Du jour au lendemain, sans prévenir qui que ce soit, la branche colombienne de l'entreprise américaine Belko offre un congé à tous ses employés colombiens et enferme les autres dans l'immeuble pour les forcer à s'entretuer. Sur le principe ça va plus loin que les dérapages sanglants de Severance, c'est l'expérience de Milgram mais en version Hardcore, Le point de départ est évidemment saugrenue. S'y arrêter pour descendre The Belko Experiment et ne pas accepter de plonger dans l'évidente fable sur le monde de l'entreprise c'est déjà passer complètement à côté du film. C'est sans doute aussi, et de façon plus générale, passer à côté du pouvoir d'évocation du Cinéma, mais c'est un point sur lequel nous reviendrons.
Ce n'est ni plus ni moins que Battle Royale dans une entreprise, on retrouve même les explosifs déclenchés à distance pour forcer les plus réticents à participer au massacre. L'idée de base est excellente car le microcosme aliénant des grandes boites, où on fréquente tout un tas de gens qu'on n'aime pas par nécessité dans une ambiance artificielle qui oblige les employés à faire semblant de tous s'apprécier, semble le décorum de rêve pour accueillir un tel concept. C'est comme le négatif des séminaires corporate, une perspective forcément alléchante. L'idée est d'autant meilleure que certains rouages du scénario font écho à des penchants pervers de plus en plus concrets des grands entreprises, comme cette puce sous-cutanée obligatoire "pour la sécurité des employés" qui va finalement se retourner contre eux; devenant la version moderne, et invisible, de la chaîne retenant l'esclave contre son gré.
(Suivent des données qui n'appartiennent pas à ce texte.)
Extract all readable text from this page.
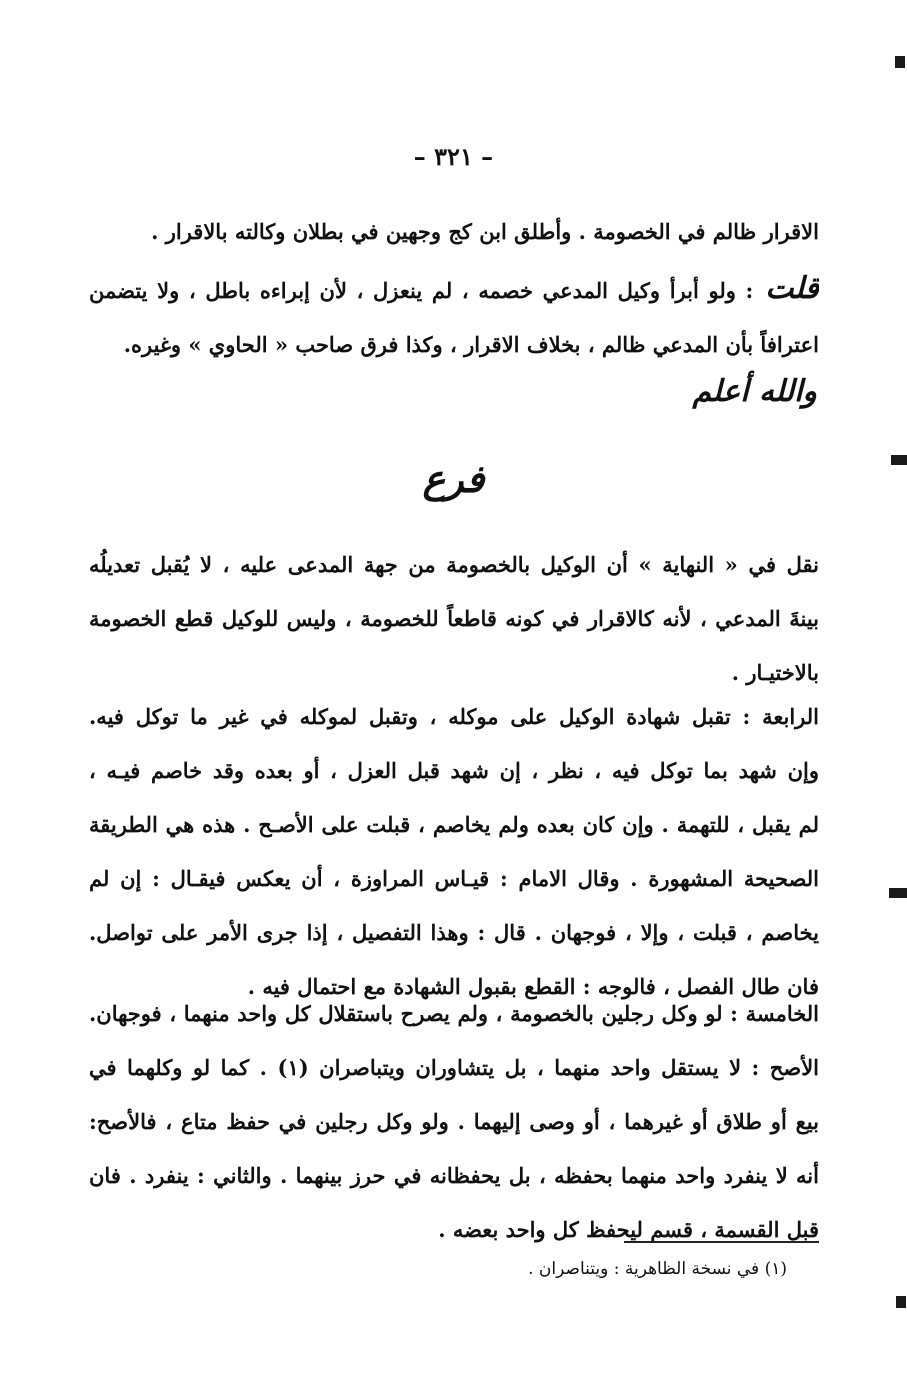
– ٣٢١ –
الاقرار ظالم في الخصومة . وأطلق ابن كج وجهين في بطلان وكالته بالاقرار .
قلت: ولو أبرأ وكيل المدعي خصمه ، لم ينعزل ، لأن إبراءه باطل ، ولا يتضمن
اعترافاً بأن المدعي ظالم ، بخلاف الاقرار ، وكذا فرق صاحب « الحاوي » وغيره.
والله أعلم
فرع
نقل في « النهاية » أن الوكيل بالخصومة من جهة المدعى عليه ، لا يُقبل تعديلُه
بينةَ المدعي ، لأنه كالاقرار في كونه قاطعاً للخصومة ، وليس للوكيل قطع الخصومة
بالاختيـار .
الرابعة : تقبل شهادة الوكيل على موكله ، وتقبل لموكله في غير ما توكل فيه.
وإن شهد بما توكل فيه ، نظر ، إن شهد قبل العزل ، أو بعده وقد خاصم فيـه ،
لم يقبل ، للتهمة . وإن كان بعده ولم يخاصم ، قبلت على الأصـح . هذه هي الطريقة
الصحيحة المشهورة . وقال الامام : قيـاس المراوزة ، أن يعكس فيقـال : إن لم
يخاصم ، قبلت ، وإلا ، فوجهان . قال : وهذا التفصيل ، إذا جرى الأمر على تواصل.
فان طال الفصل ، فالوجه : القطع بقبول الشهادة مع احتمال فيه .
الخامسة : لو وكل رجلين بالخصومة ، ولم يصرح باستقلال كل واحد منهما ، فوجهان.
الأصح : لا يستقل واحد منهما ، بل يتشاوران ويتباصران (١) . كما لو وكلهما في
بيع أو طلاق أو غيرهما ، أو وصى إليهما . ولو وكل رجلين في حفظ متاع ، فالأصح:
أنه لا ينفرد واحد منهما بحفظه ، بل يحفظانه في حرز بينهما . والثاني : ينفرد . فان
قبل القسمة ، قسم ليحفظ كل واحد بعضه .
(١) في نسخة الظاهرية : ويتناصران .
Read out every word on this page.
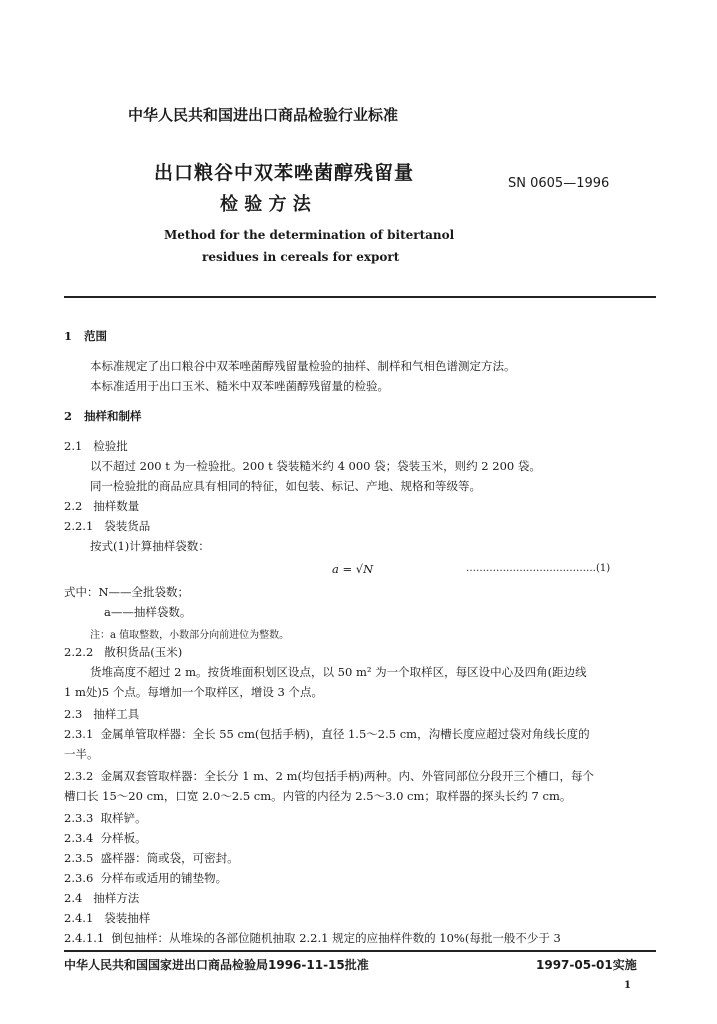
中华人民共和国进出口商品检验行业标准
出口粮谷中双苯唑菌醇残留量
检 验 方 法
SN 0605—1996
Method for the determination of bitertanol
residues in cereals for export
1 范围
本标准规定了出口粮谷中双苯唑菌醇残留量检验的抽样、制样和气相色谱测定方法。
本标准适用于出口玉米、糙米中双苯唑菌醇残留量的检验。
2 抽样和制样
2.1 检验批
以不超过 200 t 为一检验批。200 t 袋装糙米约 4 000 袋；袋装玉米，则约 2 200 袋。
同一检验批的商品应具有相同的特征，如包装、标记、产地、规格和等级等。
2.2 抽样数量
2.2.1 袋装货品
按式(1)计算抽样袋数：
a = √N	…………………………………(1)
式中：N——全批袋数；
a——抽样袋数。
注：a 值取整数，小数部分向前进位为整数。
2.2.2 散积货品(玉米)
货堆高度不超过 2 m。按货堆面积划区设点，以 50 m² 为一个取样区，每区设中心及四角(距边线
1 m处)5 个点。每增加一个取样区，增设 3 个点。
2.3 抽样工具
2.3.1 金属单管取样器：全长 55 cm(包括手柄)，直径 1.5～2.5 cm，沟槽长度应超过袋对角线长度的
一半。
2.3.2 金属双套管取样器：全长分 1 m、2 m(均包括手柄)两种。内、外管同部位分段开三个槽口，每个
槽口长 15～20 cm，口宽 2.0～2.5 cm。内管的内径为 2.5～3.0 cm；取样器的探头长约 7 cm。
2.3.3 取样铲。
2.3.4 分样板。
2.3.5 盛样器：筒或袋，可密封。
2.3.6 分样布或适用的铺垫物。
2.4 抽样方法
2.4.1 袋装抽样
2.4.1.1 倒包抽样：从堆垛的各部位随机抽取 2.2.1 规定的应抽样件数的 10%(每批一般不少于 3
中华人民共和国国家进出口商品检验局1996-11-15批准	1997-05-01实施
1
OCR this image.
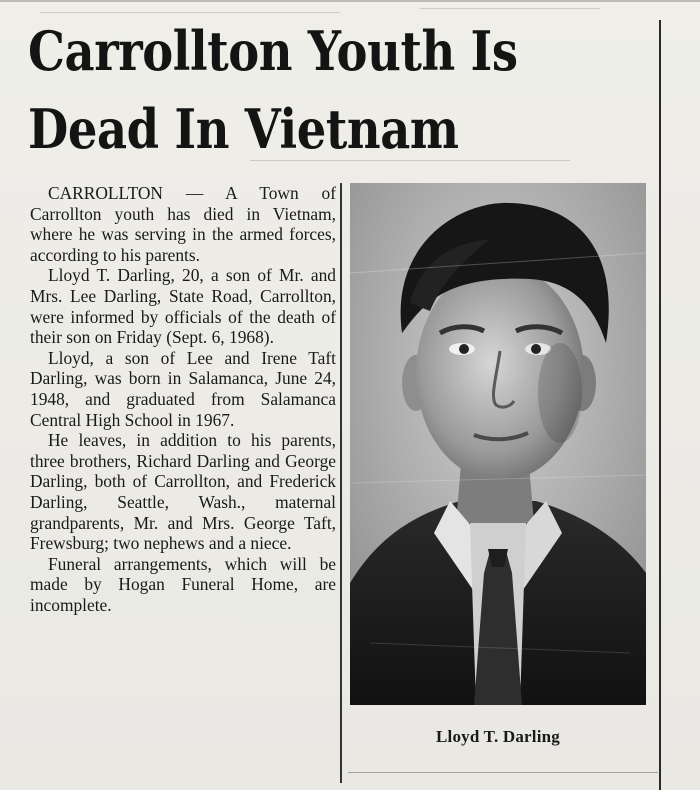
Carrollton Youth Is
Dead In Vietnam

CARROLLTON — A Town of Carrollton youth has died in Vietnam, where he was serving in the armed forces, according to his parents.

Lloyd T. Darling, 20, a son of Mr. and Mrs. Lee Darling, State Road, Carrollton, were informed by officials of the death of their son on Friday (Sept. 6, 1968).

Lloyd, a son of Lee and Irene Taft Darling, was born in Salamanca, June 24, 1948, and graduated from Salamanca Central High School in 1967.

He leaves, in addition to his parents, three brothers, Richard Darling and George Darling, both of Carrollton, and Frederick Darling, Seattle, Wash., maternal grandparents, Mr. and Mrs. George Taft, Frewsburg; two nephews and a niece.

Funeral arrangements, which will be made by Hogan Funeral Home, are incomplete.

Lloyd T. Darling
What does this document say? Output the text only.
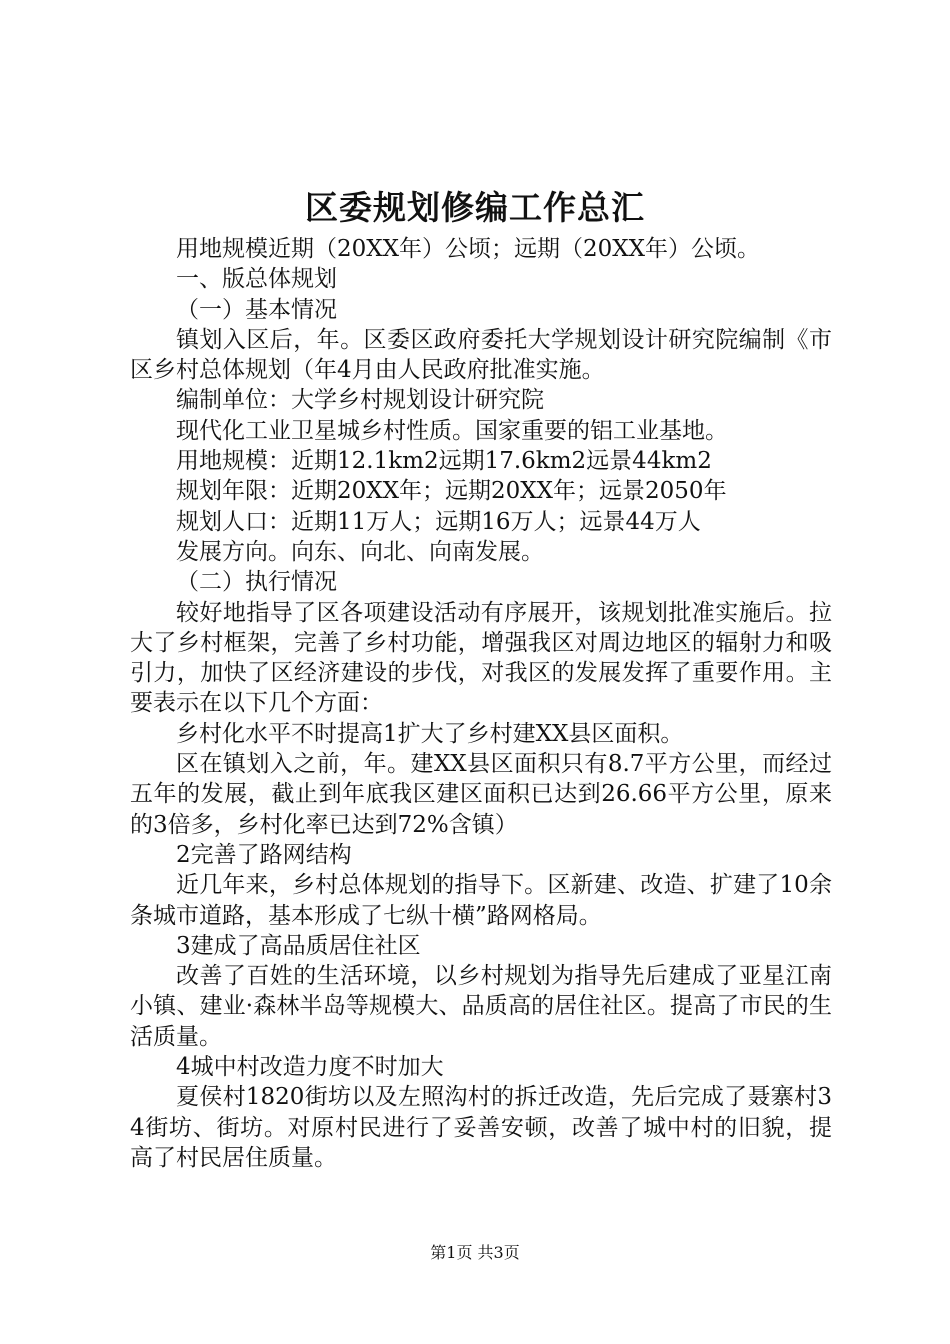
区委规划修编工作总汇

用地规模近期（20XX年）公顷；远期（20XX年）公顷。

一、版总体规划

（一）基本情况

镇划入区后，年。区委区政府委托大学规划设计研究院编制《市区乡村总体规划（年4月由人民政府批准实施。

编制单位：大学乡村规划设计研究院

现代化工业卫星城乡村性质。国家重要的铝工业基地。

用地规模：近期12.1km2远期17.6km2远景44km2

规划年限：近期20XX年；远期20XX年；远景2050年

规划人口：近期11万人；远期16万人；远景44万人

发展方向。向东、向北、向南发展。

（二）执行情况

较好地指导了区各项建设活动有序展开，该规划批准实施后。拉大了乡村框架，完善了乡村功能，增强我区对周边地区的辐射力和吸引力，加快了区经济建设的步伐，对我区的发展发挥了重要作用。主要表示在以下几个方面：

乡村化水平不时提高1扩大了乡村建XX县区面积。

区在镇划入之前，年。建XX县区面积只有8.7平方公里，而经过五年的发展，截止到年底我区建区面积已达到26.66平方公里，原来的3倍多，乡村化率已达到72%含镇）

2完善了路网结构

近几年来，乡村总体规划的指导下。区新建、改造、扩建了10余条城市道路，基本形成了七纵十横”路网格局。

3建成了高品质居住社区

改善了百姓的生活环境，以乡村规划为指导先后建成了亚星江南小镇、建业·森林半岛等规模大、品质高的居住社区。提高了市民的生活质量。

4城中村改造力度不时加大

夏侯村1820街坊以及左照沟村的拆迁改造，先后完成了聂寨村34街坊、街坊。对原村民进行了妥善安顿，改善了城中村的旧貌，提高了村民居住质量。

第1页 共3页
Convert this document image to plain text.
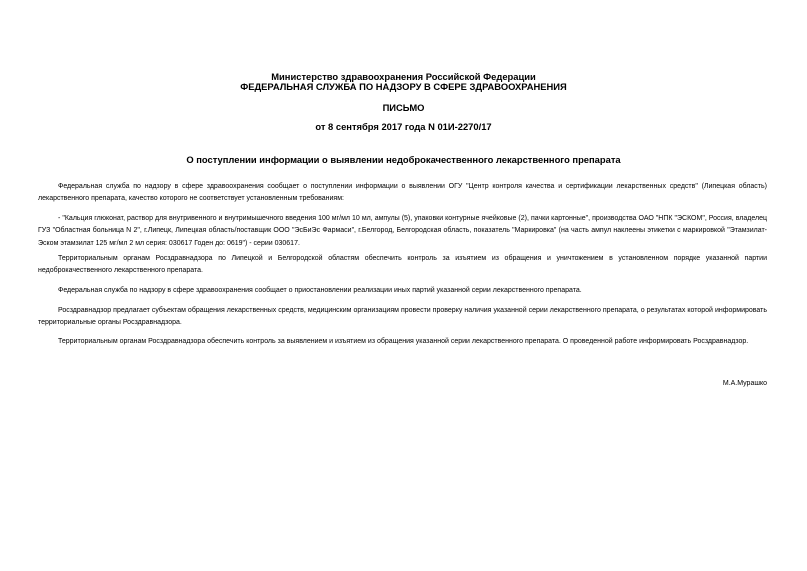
Министерство здравоохранения Российской Федерации
ФЕДЕРАЛЬНАЯ СЛУЖБА ПО НАДЗОРУ В СФЕРЕ ЗДРАВООХРАНЕНИЯ
ПИСЬМО
от 8 сентября 2017 года N 01И-2270/17
О поступлении информации о выявлении недоброкачественного лекарственного препарата

Федеральная служба по надзору в сфере здравоохранения сообщает о поступлении информации о выявлении ОГУ "Центр контроля качества и сертификации лекарственных средств" (Липецкая область) лекарственного препарата, качество которого не соответствует установленным требованиям:

- "Кальция глюконат, раствор для внутривенного и внутримышечного введения 100 мг/мл 10 мл, ампулы (5), упаковки контурные ячейковые (2), пачки картонные", производства ОАО "НПК "ЭСКОМ", Россия, владелец ГУЗ "Областная больница N 2", г.Липецк, Липецкая область/поставщик ООО "ЭсБиЭс Фармаси", г.Белгород, Белгородская область, показатель "Маркировка" (на часть ампул наклеены этикетки с маркировкой "Этамзилат-Эском этамзилат 125 мг/мл 2 мл серия: 030617 Годен до: 0619") - серии 030617.

Территориальным органам Росздравнадзора по Липецкой и Белгородской областям обеспечить контроль за изъятием из обращения и уничтожением в установленном порядке указанной партии недоброкачественного лекарственного препарата.

Федеральная служба по надзору в сфере здравоохранения сообщает о приостановлении реализации иных партий указанной серии лекарственного препарата.

Росздравнадзор предлагает субъектам обращения лекарственных средств, медицинским организациям провести проверку наличия указанной серии лекарственного препарата, о результатах которой информировать территориальные органы Росздравнадзора.

Территориальным органам Росздравнадзора обеспечить контроль за выявлением и изъятием из обращения указанной серии лекарственного препарата. О проведенной работе информировать Росздравнадзор.

М.А.Мурашко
Le développement de The Belko Experiment manque clairement de finesse, les salauds ont des gueules de salauds et ils sont cadres supérieurs, les gentils ont des gueules de gentils. Mais la mécanique fonctionne plutôt pas mal parce que le personnage central, Mike Milch, est un vrai gentil et qu'il pense plus ou moins à tous les trucs pour contourner les règles du "jeu" auquel on pourrait penser sous la contrainte de la mort et du temps. Le récit n'a donc pas pour moteur principal la bêtise des personnages mais utilise les différents ressorts d'appartenance et de perception "des autres" qui régissent les sociétés hiérarchisées. Certaines séquences fonctionnent même très bien comme celle du lobby où les salauds essayent de se voiler la face en rationalisant de façon absurde leur égoïsme. Prétendant agir pour le bien de tous, ils choisissent qui doit mourir selon des critères précis.... avant de devoir choisir les victimes uniquement à la gueule du client. Tout ceci ne tarde évidemment pas à partir méchamment en vrille. Le déluge de sang et de violence est frontal, après tout il s'agit là de la marque de fabrique de Greg McLean. Une brutalité qui flirte parfois avec la complaisance au détour de certaines mise à mort un peu trop théâtrales.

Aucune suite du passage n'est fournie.